Trend Micro details APT28 Prismex and Outlook hash-relay activity
Trend Micro reported two notable APT28 activity clusters: a Prismex malware campaign targeting Ukraine's defense supply chain and allied countries, and NTLMv2 hash relay attacks exploiting Outlook flaw CVE-2023-23397 to steal authentication material.
Law enforcement disrupts FrostArmada infrastructure
The FBI, the U.S. Department of Justice, and the Polish government, supported by private-sector partners, took the malicious infrastructure used in the router-based DNS hijacking campaign offline.

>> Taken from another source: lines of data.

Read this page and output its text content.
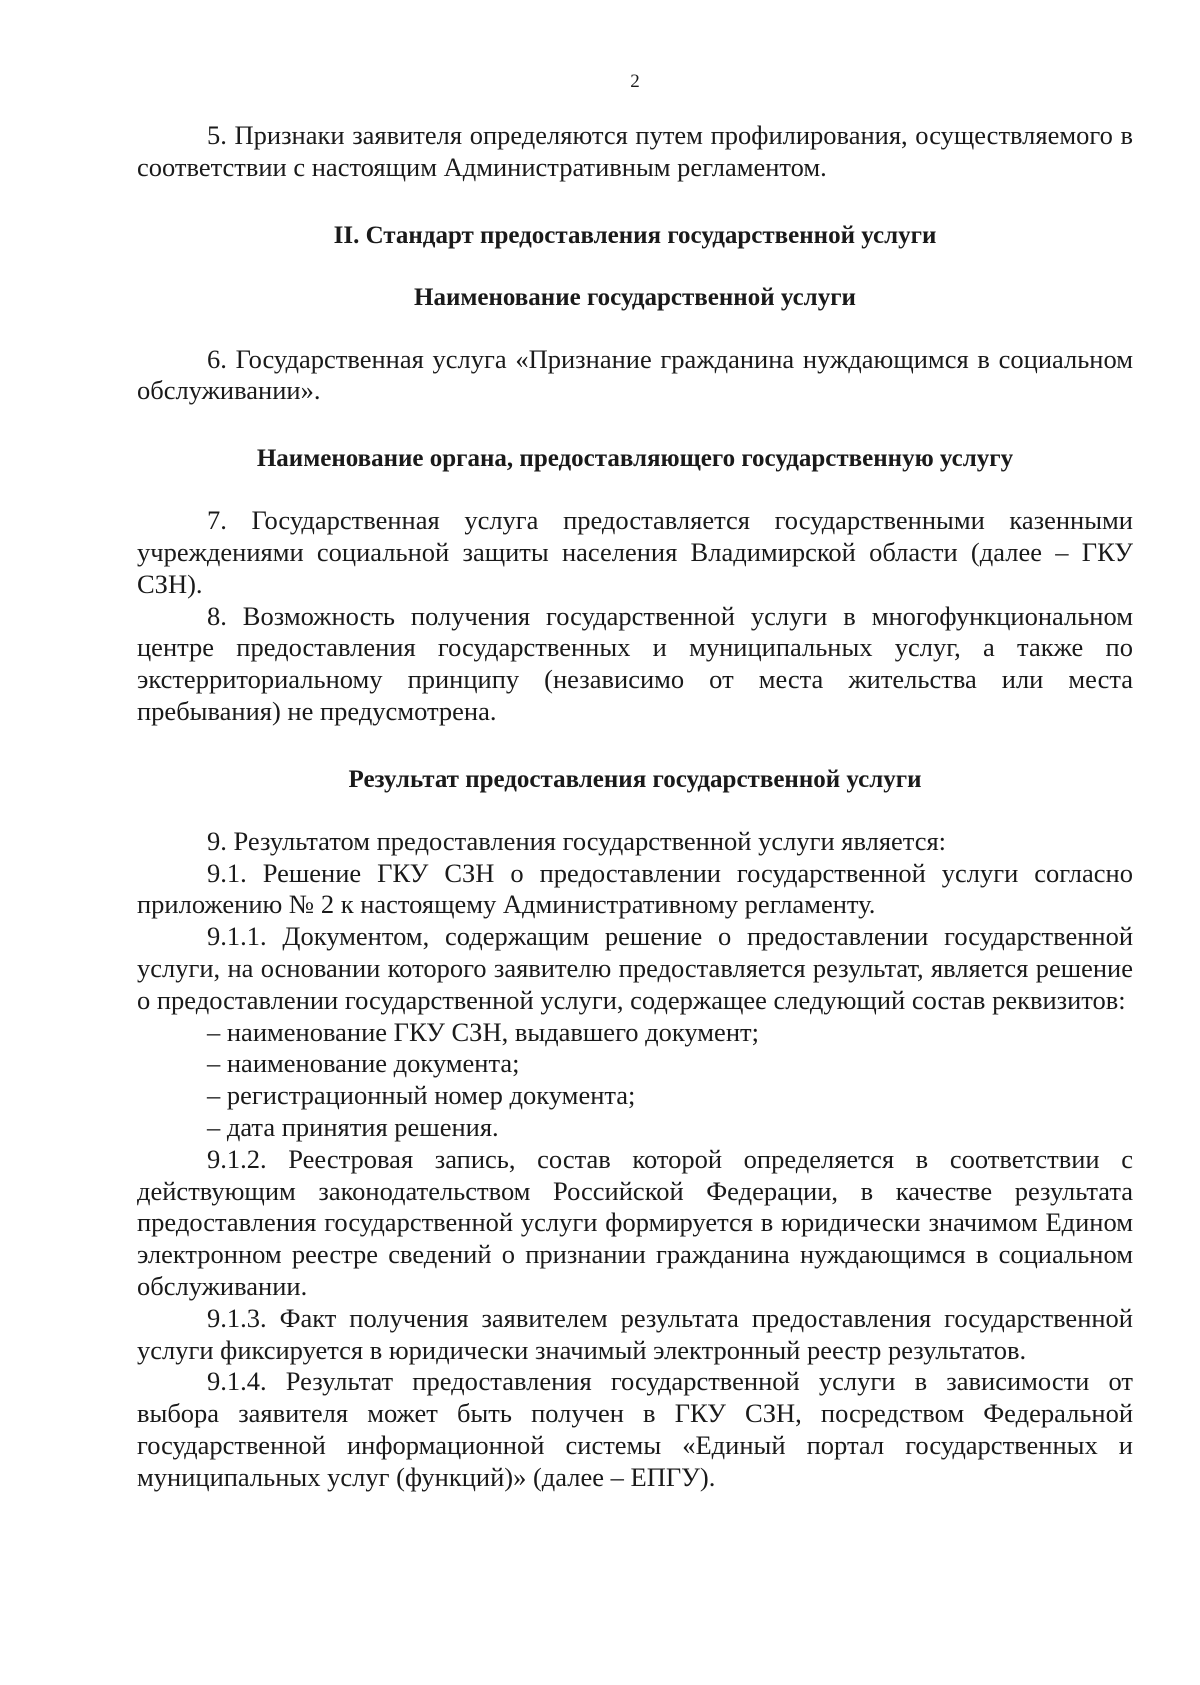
2

5. Признаки заявителя определяются путем профилирования, осуществляемого в соответствии с настоящим Административным регламентом.

II. Стандарт предоставления государственной услуги
Наименование государственной услуги

6. Государственная услуга «Признание гражданина нуждающимся в социальном обслуживании».

Наименование органа, предоставляющего государственную услугу

7. Государственная услуга предоставляется государственными казенными учреждениями социальной защиты населения Владимирской области (далее – ГКУ СЗН).

8. Возможность получения государственной услуги в многофункциональном центре предоставления государственных и муниципальных услуг, а также по экстерриториальному принципу (независимо от места жительства или места пребывания) не предусмотрена.

Результат предоставления государственной услуги

9. Результатом предоставления государственной услуги является:

9.1. Решение ГКУ СЗН о предоставлении государственной услуги согласно приложению № 2 к настоящему Административному регламенту.

9.1.1. Документом, содержащим решение о предоставлении государственной услуги, на основании которого заявителю предоставляется результат, является решение о предоставлении государственной услуги, содержащее следующий состав реквизитов:

– наименование ГКУ СЗН, выдавшего документ;

– наименование документа;

– регистрационный номер документа;

– дата принятия решения.

9.1.2. Реестровая запись, состав которой определяется в соответствии с действующим законодательством Российской Федерации, в качестве результата предоставления государственной услуги формируется в юридически значимом Едином электронном реестре сведений о признании гражданина нуждающимся в социальном обслуживании.

9.1.3. Факт получения заявителем результата предоставления государственной услуги фиксируется в юридически значимый электронный реестр результатов.

9.1.4. Результат предоставления государственной услуги в зависимости от выбора заявителя может быть получен в ГКУ СЗН, посредством Федеральной государственной информационной системы «Единый портал государственных и муниципальных услуг (функций)» (далее – ЕПГУ).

Microsoft and Lumen map FrostArmada victims and infrastructure
Microsoft and Lumen Technologies' Black Lotus Labs analyzed the campaign, mapped its attacker-controlled VPS infrastructure, and identified victims affected by the adversary-in-the-middle credential theft activity.
FrostArmada peaks with 18,000 infected devices in 120 countries
At its peak in December 2025, the DNS hijacking operation had infected 18,000 devices across 120 countries and was targeting government agencies, law enforcement, IT and hosting providers, and organizations running their own servers.
APT28 launches FrostArmada DNS hijacking campaign
Russia-linked APT28 began a campaign dubbed FrostArmada that compromised primarily MikroTik and TP-Link SOHO routers, along with some Nethesis and older Fortinet devices, to hijack DNS traffic and intercept Microsoft 365 authentication flows for credential and OAuth token theft.